The US newspaper industry is facing growing turmoil as readers and advertisers increasingly turn to newer media, pressuring some of the industry's most prominent players.
Uncertainty over the future of the Tribune Co, an industry leader that owns the Los Angeles Times and Chicago Tribune, is highlighting the shakeup in newspapers and other media.
The Chicago-based company, under pressure from shareholders, is exploring strategic options to boost the company's value and has been entertaining interest from other media groups and private investors to sell all or part of the group.
This year, Knight-Ridder Newspapers was bought out and broken into several pieces, placing prestigious dailies such as the Miami Herald and the Philadelphia Inquirer under new ownership.
Elsewhere in the media sector, Readers' Digest was sold this week to a private equity firm for US$2.4 billion.
And reports have been swirling that other papers, including the Boston Globe, now owned by the New York Times, might be up for sale.
Meanwhile, newspaper readership has been declining.
A recent survey showed just 49.9 percent of US adults read a daily newspaper this year, down from 58.6 percent in 1998 and a far cry from the 80.8 percent in 1964, according to the Newspaper Association of America
The Audit Bureau of Circulation said the 770 newspapers it surveys had a combined circulation this year of 43.7 million, a drop of 2.8 percent from last year. For Sunday papers, readership was 47.6 million, down 3.4 percent.
By contrast, 56.9 million people visited a newspaper Web site at least once during September, up from 53.1 million last month.
Advertising revenues for newspapers grew just 1.5 percent last year to US$47.4 billion, even though the companies saw a 31 percent jump in online advertising.

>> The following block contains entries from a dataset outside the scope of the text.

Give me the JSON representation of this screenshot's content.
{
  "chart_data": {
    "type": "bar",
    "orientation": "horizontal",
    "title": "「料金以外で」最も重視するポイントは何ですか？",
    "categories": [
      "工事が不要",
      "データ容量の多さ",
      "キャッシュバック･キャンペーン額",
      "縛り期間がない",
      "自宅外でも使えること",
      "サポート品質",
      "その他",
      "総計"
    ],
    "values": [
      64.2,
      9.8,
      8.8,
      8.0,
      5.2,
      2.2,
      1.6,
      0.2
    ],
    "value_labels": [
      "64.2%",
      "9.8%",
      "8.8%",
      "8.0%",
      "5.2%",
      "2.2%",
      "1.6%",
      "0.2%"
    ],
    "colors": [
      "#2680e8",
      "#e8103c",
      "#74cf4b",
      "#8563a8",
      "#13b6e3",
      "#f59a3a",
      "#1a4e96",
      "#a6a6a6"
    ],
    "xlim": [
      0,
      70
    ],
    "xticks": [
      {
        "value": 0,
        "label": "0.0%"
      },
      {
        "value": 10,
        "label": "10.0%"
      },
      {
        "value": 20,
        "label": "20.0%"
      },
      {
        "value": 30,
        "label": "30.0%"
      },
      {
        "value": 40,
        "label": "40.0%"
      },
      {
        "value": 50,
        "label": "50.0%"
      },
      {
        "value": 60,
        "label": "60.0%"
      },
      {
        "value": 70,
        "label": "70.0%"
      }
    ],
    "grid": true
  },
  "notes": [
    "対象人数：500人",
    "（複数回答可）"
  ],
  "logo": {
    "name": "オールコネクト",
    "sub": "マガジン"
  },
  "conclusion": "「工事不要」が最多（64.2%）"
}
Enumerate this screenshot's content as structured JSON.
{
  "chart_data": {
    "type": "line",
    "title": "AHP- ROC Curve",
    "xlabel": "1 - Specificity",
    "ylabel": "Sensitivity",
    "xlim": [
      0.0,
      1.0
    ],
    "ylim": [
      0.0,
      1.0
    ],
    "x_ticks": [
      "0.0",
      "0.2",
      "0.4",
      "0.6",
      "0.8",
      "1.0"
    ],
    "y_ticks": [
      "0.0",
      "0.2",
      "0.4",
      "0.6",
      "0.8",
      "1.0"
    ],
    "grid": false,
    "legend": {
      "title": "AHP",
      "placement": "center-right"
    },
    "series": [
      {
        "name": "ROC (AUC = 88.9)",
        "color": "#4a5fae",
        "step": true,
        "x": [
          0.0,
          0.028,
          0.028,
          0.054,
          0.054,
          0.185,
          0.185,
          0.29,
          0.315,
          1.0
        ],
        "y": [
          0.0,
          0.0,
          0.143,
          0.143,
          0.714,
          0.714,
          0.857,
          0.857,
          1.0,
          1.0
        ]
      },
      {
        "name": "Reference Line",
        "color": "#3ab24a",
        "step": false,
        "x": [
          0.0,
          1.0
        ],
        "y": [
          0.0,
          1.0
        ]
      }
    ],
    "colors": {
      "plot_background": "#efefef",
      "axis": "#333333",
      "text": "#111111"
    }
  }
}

"The newspaper industry is going through a transition and it is going to be bumpy for a while," said John Morton, a veteran industry analyst and consultant who operates Morton Research.
Morton said profit margins "will be under pressure," but major newspapers as a whole have "still quite high" margins of around 18 percent this year.
Yet media stocks have been rallying amid anticipation of mergers and buyouts. Some reports said former General Electric chairman Jack Welch is interested in the Boston Globe and former AIG chief Hank Greenberg might be a buyer for the Tribune Co.
"Over the last eight weeks [through last Tuesday] newspaper stocks have enjoyed their first sustained rally in nearly three years, advancing roughly six percent," Goldman Sachs analyst Peter Appert said in a note to investors.
The shakeup in newspapers raises questions among industry observers about whether the tradition of public service and investigative journalism can continue as corporate owners face growing shareholder pressure.
Newsrooms from Los Angeles to Philadelphia have been trimming reporting staff as financial pressures grow.
These cuts reinforce fears that newspapers may be less able to launch the kinds of investigations that uncovered scandals such as Watergate.